Mazilere sor beni...
Sakın göz dimağın yenilenmesin
Göz kıvrımında donmuş olmayasın
Kirpiklerinde yaş kalmasın ha sakın!
Gamzelerinde gülücüklerle
Hasretle beni sor.... Sor beni!!
Sor beni!!!
Şiirlerim olacak araflar da
Romanların dizilidir bir köşede
Sakın duygu sarmalında boğulma
Utkun tutulacak hecelerken beni
Biliyorum afakanların basacak
Avuçlarınla tasalanma kuytularda
Sızlanma bir yerlerde sedasızca
Sen açtın o kapıyı sonuna kadar
Fakat sen kapattın...
O kapıyı açılmamacasına
Dikenlidir benim haralarım demiştim
Taşlıdır benim yollarım demiştim
Cepken duruşumda cepsizdim
Parasızım pulsuzum demiştim...
Şimdi söylerim sana...
Sakın almamazlık yapma kitabımı!
Çünkü şiirim romanımın öznesisin
Kasvet gecelerimi bulacaksın
Noktalarda virgüllerde sen varsın sen sen..

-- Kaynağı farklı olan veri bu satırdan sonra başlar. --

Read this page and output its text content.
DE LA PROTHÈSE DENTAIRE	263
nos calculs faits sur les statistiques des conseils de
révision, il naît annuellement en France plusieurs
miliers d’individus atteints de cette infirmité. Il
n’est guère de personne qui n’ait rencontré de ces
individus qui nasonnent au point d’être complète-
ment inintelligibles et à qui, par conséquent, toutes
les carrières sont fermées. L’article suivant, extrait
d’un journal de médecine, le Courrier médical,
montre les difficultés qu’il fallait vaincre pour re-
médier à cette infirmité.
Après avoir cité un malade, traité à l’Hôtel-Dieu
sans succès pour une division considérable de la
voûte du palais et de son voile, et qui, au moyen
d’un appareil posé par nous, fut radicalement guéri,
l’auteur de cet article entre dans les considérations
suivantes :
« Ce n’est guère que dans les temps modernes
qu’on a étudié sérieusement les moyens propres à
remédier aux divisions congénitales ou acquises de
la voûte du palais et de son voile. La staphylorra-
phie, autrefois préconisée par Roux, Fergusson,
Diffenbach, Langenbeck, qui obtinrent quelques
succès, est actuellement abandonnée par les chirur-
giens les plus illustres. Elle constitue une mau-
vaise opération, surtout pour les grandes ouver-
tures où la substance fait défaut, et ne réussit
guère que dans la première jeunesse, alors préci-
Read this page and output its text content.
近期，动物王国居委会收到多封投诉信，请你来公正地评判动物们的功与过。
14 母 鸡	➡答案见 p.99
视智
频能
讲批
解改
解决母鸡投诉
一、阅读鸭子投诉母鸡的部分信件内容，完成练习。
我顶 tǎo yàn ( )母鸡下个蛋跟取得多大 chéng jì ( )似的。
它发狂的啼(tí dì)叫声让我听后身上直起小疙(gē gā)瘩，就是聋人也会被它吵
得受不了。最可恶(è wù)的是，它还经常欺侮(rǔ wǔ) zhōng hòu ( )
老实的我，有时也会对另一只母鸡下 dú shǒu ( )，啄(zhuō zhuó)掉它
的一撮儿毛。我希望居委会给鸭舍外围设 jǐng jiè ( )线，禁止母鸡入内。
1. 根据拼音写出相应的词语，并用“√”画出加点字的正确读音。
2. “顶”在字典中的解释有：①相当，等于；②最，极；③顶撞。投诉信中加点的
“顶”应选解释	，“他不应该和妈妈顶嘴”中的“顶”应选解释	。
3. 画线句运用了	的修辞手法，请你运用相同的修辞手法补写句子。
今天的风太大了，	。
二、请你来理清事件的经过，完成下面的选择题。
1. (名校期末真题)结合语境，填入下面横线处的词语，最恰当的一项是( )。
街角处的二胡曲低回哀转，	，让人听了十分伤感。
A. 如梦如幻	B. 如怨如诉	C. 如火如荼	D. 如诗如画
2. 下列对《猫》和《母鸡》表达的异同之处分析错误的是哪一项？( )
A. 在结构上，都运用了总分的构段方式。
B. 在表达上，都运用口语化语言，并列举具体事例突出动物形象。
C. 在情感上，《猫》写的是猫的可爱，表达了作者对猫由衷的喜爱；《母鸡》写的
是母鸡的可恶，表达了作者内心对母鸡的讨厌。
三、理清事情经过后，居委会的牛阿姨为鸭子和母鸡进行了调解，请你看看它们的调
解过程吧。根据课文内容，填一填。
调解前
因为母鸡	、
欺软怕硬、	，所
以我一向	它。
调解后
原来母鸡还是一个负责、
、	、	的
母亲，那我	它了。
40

Sen varsın betimlerin temalarında
Sen vardın, her iklimde doğarken
Belki yeniden doğacaksın alaca şafağında
Bir milat olacaksın kim bilir?
Belki yeniden doğup dirileceksin
Kelebek kanadında suretin var bak gör
Kuşların kanadında ara beni...
Papatyanın her tacında be göreceksin
Gelinciğin renginde ara, kan kırmızılığında
Yıldızlara sor beni..
Kumrunun delişmenliğinde
Ayazlı gecelerinde gecelerime sor beni...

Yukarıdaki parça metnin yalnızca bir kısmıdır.